Traditionally, patients with atrial fibrillation (Afib) who are at increased risk of stroke have been limited in their treatment options. Most are prescribed blood thinners to prevent clots, but that comes with significant lifestyle restrictions – the smallest of cuts could bleed for a long time, and a more significant injury could lead to potentially life-threatening bleeding.
In patients with nonvalvular AFib, more than 90 percent of blood clots form in the left atrial appendage (LAA), a small, sac-like structure with a funnel-shaped opening.

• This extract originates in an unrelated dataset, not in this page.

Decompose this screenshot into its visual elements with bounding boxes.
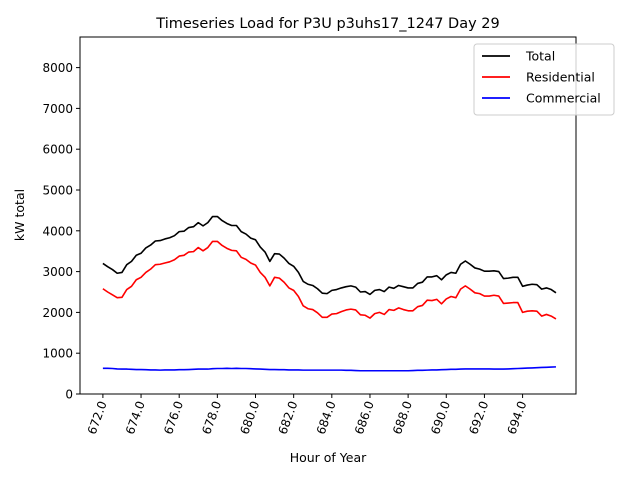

The WATCHMAN is an implant, roughly the size of a quarter, which is permanently placed in the patient’s LAA. The device plugs that opening, trapping any clots that form and blocking them from leaving the LAA and causing a stroke.
In select patients qualifying for the WATCHMAN implant, it offers the possibility of reducing the risk of stroke while eliminating the need to take blood thinning medication.
Implantation does not require open-heart surgery. Instead, a cardiac team inserts the device through a tiny needle puncture in the patient’s upper leg. Using a catheter-based system, the cardiologist guides the device through the femoral vein into the LAA. Careful imaging with transesophageal echocardiography is crucial for the team to expertly place and secure the device.
The procedure is performed under general anesthesia and typically takes about an hour. Patients are usually able to leave the hospital the following day. Once home, patients take a blood thinner medication for a minimum of 45 days to prevent clots from forming until the body’s own tissue seals the area, securely covering the device. Most patients then take a combination of aspirin plus clopidogrel for six months, and then transition to aspirin-only therapy.
Patients must meet certain criteria in order to be considered a candidate for the WATCHMAN implant:
- Have AFib not caused by a heart valve problem
- Intermediate to high stroke risk
- Increased risk for bleeding (e.g. fall risks, occupational or lifestyle risks)
- Have a history of previous bleeding while taking blood thinners
- Be able to take a blood thinner for a short period of time
WATCHMAN is the latest addition to the comprehensive list of procedures offered by St. Peter’s Hospital, which has received multiple recognitions and awards for its compassionate, high-quality, and patient-centered cardiac care.
St. Peter’s Hospital is a ten-time Top 100 Cardiovascular Center in the nation, a three-time Top 10 Percent of America’s Heart Surgery Hospitals, a recipient of Women’s Choice Award for America’s Best Hospitals in Heart Care since 2015, and a Designated Heart and Stroke Emergency Center by the New York State Department of Health.